Kungas followed his eyes. On the horizon, barely visible, were the sails of a fleet. A vast fleet, judging from their number.
“Ah,” he grunted. “Just in time.”
He bestowed his crack-in-the-iron version of a smile on the Malwa officer. “Such a pleasure, you know, when things happen when they’re supposed to. Don’t you think?”
The garrison commander transferred his stare from the distant fleet to Kungas. Again, Kungas pointed to the three galleys in the harbor below.
“Depends,” he growled. The Malwa’s eyes bulged.
“You can’t be serious!” he exclaimed.
Kungas flicked his eyes toward Kujulo. The Malwa’s eyes followed. Kujulo, standing fifteen feet away, grinned savagely and grabbed his crotch.
The Malwa recoiled, pallid-faced.
“Depends,” growled Kungas. “Depends—on whether you and your men destroy those three ships for us. Depends—also—on whether you show us how to use the cannons.”
Silence followed, for a minute. The garrison commander stared at the galleys below. At Kujulo.
Listened, again, to the growl:
“Depends.”
The first cannon fired when Shakuntala’s flagship, in the van of the fleet, was not more than three miles from the entrance to the harbor. The Empress and her peshwa, standing in the bow, saw the cloud of gunsmoke; moments later, heard the roar.
Another cannon fired. Then, a third.
“Are they firing at us?” queried Holkar.
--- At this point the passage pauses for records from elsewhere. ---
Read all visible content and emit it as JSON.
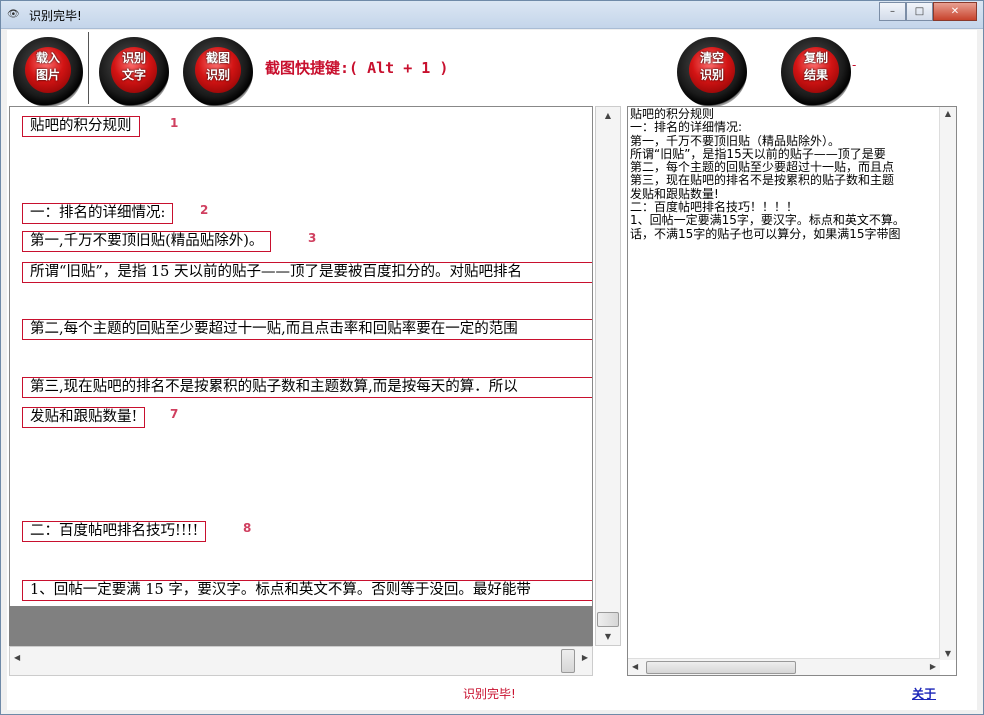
{
  "window": {
    "title": "识别完毕!",
    "title_icon": "eye-icon",
    "controls": {
      "minimize": "–",
      "maximize": "□",
      "close": "✕"
    }
  },
  "toolbar": {
    "load_image": {
      "line1": "载入",
      "line2": "图片"
    },
    "recognize_text": {
      "line1": "识别",
      "line2": "文字"
    },
    "capture_recognize": {
      "line1": "截图",
      "line2": "识别"
    },
    "hotkey_label": "截图快捷键:( Alt + 1 )",
    "clear": {
      "line1": "清空",
      "line2": "识别"
    },
    "copy": {
      "line1": "复制",
      "line2": "结果"
    },
    "dash": "-"
  },
  "source": {
    "lines": [
      {
        "text": "贴吧的积分规则",
        "num": "1"
      },
      {
        "text": "一：排名的详细情况:",
        "num": "2"
      },
      {
        "text": "第一,千万不要顶旧贴(精品贴除外)。",
        "num": "3"
      },
      {
        "text": "所谓“旧贴”，是指 15 天以前的贴子——顶了是要被百度扣分的。对贴吧排名",
        "num": ""
      },
      {
        "text": "第二,每个主题的回贴至少要超过十一贴,而且点击率和回贴率要在一定的范围",
        "num": ""
      },
      {
        "text": "第三,现在贴吧的排名不是按累积的贴子数和主题数算,而是按每天的算．所以",
        "num": ""
      },
      {
        "text": "发贴和跟贴数量!",
        "num": "7"
      },
      {
        "text": "二：百度帖吧排名技巧!!!!",
        "num": "8"
      },
      {
        "text": "1、回帖一定要满 15 字，要汉字。标点和英文不算。否则等于没回。最好能带",
        "num": ""
      }
    ]
  },
  "result": {
    "text": "贴吧的积分规则\n一：排名的详细情况:\n第一，千万不要顶旧贴（精品贴除外）。\n所谓“旧贴”，是指15天以前的贴子——顶了是要\n第二，每个主题的回贴至少要超过十一贴，而且点\n第三，现在贴吧的排名不是按累积的贴子数和主题\n发贴和跟贴数量!\n二：百度帖吧排名技巧！！！！\n1、回帖一定要满15字，要汉字。标点和英文不算。\n话，不满15字的贴子也可以算分，如果满15字带图"
  },
  "status": {
    "text": "识别完毕!",
    "about": "关于"
  }
}
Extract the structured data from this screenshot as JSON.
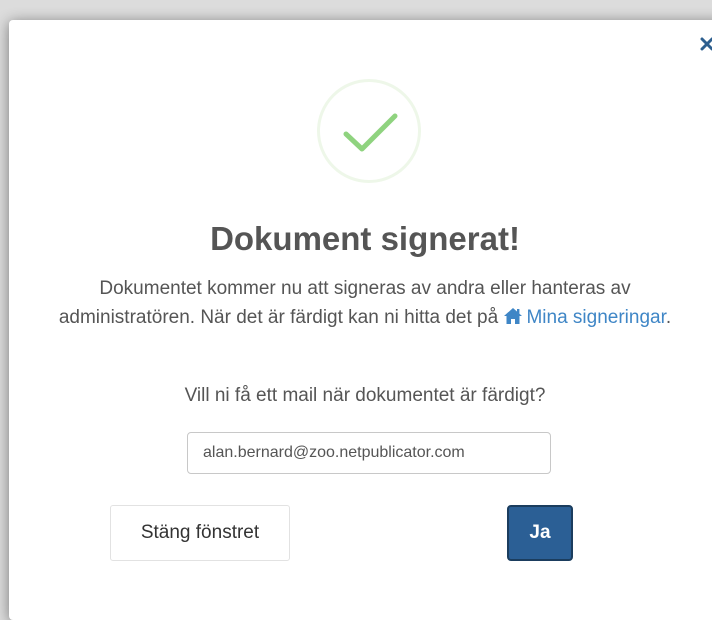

Ruefully: “I’m afraid my eyes aren’t as good as they used to be.”
The Empress of Andhra had young eyes, and good ones.
“No, Dadaji. They are firing at something in the harbor. Malwa warships, I assume.”
Holkar sighed. “Kungas has done it, then. He has taken the fortress.”
Young eyes, good eyes, suddenly filled with tears.
“My Mahadandanayaka,” she whispered. “Bhatas-vapati.”
She clutched Holkar’s arm, and pressed her face against his shoulder. For all the world, like a girl seeking shelter and security from her father.
“And you, my peshwa.”
As the huge fleet sailed toward the harbor of Suppara, Dadaji Holkar held his small Empress in his arms. Thin arms, they were, attached to the slender shoulders of a middle-aged scholar. But, in that moment, they held all the comfort which the girl needed.
If an Empress found shelter there, the man himself found a greater comfort in the sheltering. His own family was lost to him, perhaps forever, but he had found another to give him comfort in his search. A child, here. A brother, there on the fortress above.
A bigger, tougher kind of brother. The kind every bookish man wishes he had.
“Mine, too,” he murmured, staring at the clouds of gunsmoke wafting over the distant harbor. “My Mahadandanayaka. My Bhatasvapati.”
Chapter 30
THE EUPHRATES
Autumn, 531 a.d.
“Tell me again,” said Belisarius.
Standing next to the general on top of the giant pile of rocks which the Kushans had hauled out of the Nehar Malka, Maurice decided to misunderstand the question.
“Fifteen thousand cavalry they’ve got now,” he gruffed. He pointed a stubby, thick finger at the cloud of dust rising out of the desert some ten miles to the southeast. “Five thousand of them, by my estimate, are Lakhmid Arabs. They’re riding camels, the most, and—”
Belisarius smiled crookedly.
“Tell me again, Maurice.”
The chiliarch puffed out his cheeks. Sighed. “This is not my province, general. I don’t have any business mucking around in—”
“I’m not asking you to muck around,” growled Belisarius. “And spare me the protestations of humble modesty. Just tell me what you think.”
Again, Maurice puffed out his cheeks. Then, exhaled noisily.
“What I think, general, is that the Emperor of Persia is offering the Roman Empire a dynastic marriage. Between Photius and the eldest daughter of his noblest sahrdaran.”
Maurice glanced down at Baresmanas. The father of the daughter in question was perched sixty feet away on a large boulder further down the man-made hill. Out of hearing range. Maurice continued:
“He’d offer one of his own daughters in marriage—Khusrau made that clear enough—but he doesn’t have any. So Baresmanas’ daughter is the best alternative, other than choosing from one of his brothers’ or half-brothers’ various girls.”
Belisarius shook his head. “That’s the last thing he’d do. Khusrau’s trying to bridle that crowd of ambitious brothers. And, if I’m reading him right, trying to cement the most trustworthy layers of the nobility to his rule.”